Resumen:
Since 1970, researchers have linked hyperhomocysteinemia to cardiovascular disease (CVD), and hyperhomocysteinemia is now considered a CVD risk factor (1). Low serum concentrations of folate, vitamin B12, vitamin B6, and vitamin B2 have been identified as risk factors for hyperhomocysteinemia (2). Folate is considered the micronutrient with the greatest impact on homocysteine metabolism (2).

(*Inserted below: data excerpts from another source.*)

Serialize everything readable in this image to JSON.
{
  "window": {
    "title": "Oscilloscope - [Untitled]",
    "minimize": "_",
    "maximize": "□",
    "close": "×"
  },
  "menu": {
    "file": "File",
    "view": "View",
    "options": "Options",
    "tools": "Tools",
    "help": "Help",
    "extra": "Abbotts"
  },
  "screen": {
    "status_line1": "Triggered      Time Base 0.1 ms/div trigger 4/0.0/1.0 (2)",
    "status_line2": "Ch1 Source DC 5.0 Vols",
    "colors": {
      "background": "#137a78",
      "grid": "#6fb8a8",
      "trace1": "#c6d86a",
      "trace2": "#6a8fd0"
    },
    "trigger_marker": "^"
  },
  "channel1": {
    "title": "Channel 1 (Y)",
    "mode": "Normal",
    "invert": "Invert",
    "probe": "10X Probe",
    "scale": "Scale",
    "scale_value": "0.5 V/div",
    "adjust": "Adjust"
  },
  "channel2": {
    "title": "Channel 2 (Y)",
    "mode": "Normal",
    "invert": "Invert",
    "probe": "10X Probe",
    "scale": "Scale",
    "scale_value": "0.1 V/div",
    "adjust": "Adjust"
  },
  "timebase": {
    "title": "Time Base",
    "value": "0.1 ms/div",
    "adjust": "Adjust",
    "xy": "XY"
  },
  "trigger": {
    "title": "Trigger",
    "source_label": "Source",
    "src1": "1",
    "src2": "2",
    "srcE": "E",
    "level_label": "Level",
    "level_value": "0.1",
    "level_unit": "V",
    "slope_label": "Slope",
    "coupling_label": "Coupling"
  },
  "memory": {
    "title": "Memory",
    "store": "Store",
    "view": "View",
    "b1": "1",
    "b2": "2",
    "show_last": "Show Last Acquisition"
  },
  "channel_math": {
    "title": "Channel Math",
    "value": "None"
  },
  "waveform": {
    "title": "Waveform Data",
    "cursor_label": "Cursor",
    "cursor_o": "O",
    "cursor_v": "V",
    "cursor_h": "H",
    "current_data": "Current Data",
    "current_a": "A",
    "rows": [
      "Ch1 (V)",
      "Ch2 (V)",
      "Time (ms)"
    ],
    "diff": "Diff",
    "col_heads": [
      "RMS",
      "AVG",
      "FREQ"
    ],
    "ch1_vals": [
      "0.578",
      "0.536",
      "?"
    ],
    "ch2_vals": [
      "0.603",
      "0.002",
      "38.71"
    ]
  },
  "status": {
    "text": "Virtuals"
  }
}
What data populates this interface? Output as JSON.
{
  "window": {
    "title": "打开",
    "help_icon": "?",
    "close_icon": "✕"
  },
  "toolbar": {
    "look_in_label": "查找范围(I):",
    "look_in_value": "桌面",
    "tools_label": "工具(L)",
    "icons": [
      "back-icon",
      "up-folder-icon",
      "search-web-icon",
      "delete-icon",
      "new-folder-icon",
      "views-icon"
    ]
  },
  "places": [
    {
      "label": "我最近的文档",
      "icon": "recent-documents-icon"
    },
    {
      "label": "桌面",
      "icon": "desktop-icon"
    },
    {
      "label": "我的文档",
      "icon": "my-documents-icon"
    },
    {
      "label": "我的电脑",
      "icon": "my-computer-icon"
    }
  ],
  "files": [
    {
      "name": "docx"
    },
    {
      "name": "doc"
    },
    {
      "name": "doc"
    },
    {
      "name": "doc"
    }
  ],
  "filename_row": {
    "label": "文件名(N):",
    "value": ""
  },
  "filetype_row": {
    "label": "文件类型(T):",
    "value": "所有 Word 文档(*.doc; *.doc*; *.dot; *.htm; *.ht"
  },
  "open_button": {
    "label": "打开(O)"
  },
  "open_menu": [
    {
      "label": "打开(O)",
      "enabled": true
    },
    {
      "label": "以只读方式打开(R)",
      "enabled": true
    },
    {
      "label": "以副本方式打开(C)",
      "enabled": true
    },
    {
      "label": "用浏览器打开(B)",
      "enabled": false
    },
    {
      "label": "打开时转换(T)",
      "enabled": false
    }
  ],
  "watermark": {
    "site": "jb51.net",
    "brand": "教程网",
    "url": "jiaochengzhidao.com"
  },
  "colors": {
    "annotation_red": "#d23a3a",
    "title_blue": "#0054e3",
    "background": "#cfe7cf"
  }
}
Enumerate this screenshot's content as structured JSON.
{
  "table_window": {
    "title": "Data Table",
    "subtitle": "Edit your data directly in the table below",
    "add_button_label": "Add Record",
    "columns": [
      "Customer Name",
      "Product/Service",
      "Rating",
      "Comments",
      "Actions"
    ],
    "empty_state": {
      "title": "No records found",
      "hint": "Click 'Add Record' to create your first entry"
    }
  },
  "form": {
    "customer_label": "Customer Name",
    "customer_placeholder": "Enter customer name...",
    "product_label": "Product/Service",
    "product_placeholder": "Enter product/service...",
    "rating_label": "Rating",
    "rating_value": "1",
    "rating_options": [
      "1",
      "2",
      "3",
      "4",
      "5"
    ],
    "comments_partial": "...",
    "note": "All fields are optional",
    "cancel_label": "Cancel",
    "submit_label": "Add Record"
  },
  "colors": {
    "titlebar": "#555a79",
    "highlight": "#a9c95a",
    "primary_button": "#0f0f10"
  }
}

Several genetic defects in the enzymes participating in the homocysteine metabolic cycle have also been associated with hyperhomocysteinemia (3). Frosst et al. (4) identified a common point mutation (C677T) in the methylenetetrahydrofolate reductase (MTHFR) gene that correlated with reduced MTHFR activity. Homozygotesfor this enzyme variant have significantly elevated total homocysteine (tHcy) levels, suggesting that this mutant gene may be a risk factor for developing hyperhomocysteinemia (3, 4).
Moderate hyperhomocysteinemia is equivalent to hypercholesterolemia as a cardiovascular risk factor. Given that, some researchers have pointed to the importance of knowing and reducing the tHcy concentrations in a population in order to lower CVD mortality (5). This is important in Costa Rica, where CVDs constitute the leading cause of death among adults, with a mortality rate of 80.4/10 000 in 2001, and where approximately 2.5% of those deaths occurred among relatively young persons, that is, under 40 years of age (6).
Some researchers have studied the traditional CVD risk factors among adults in Costa Rica (7), but there are no data available on the prevalence of hyperhomocysteinemia and its determinants in the country. This is the first
study that describes the distribution of tHcy and its determinants among Costa Rican adults.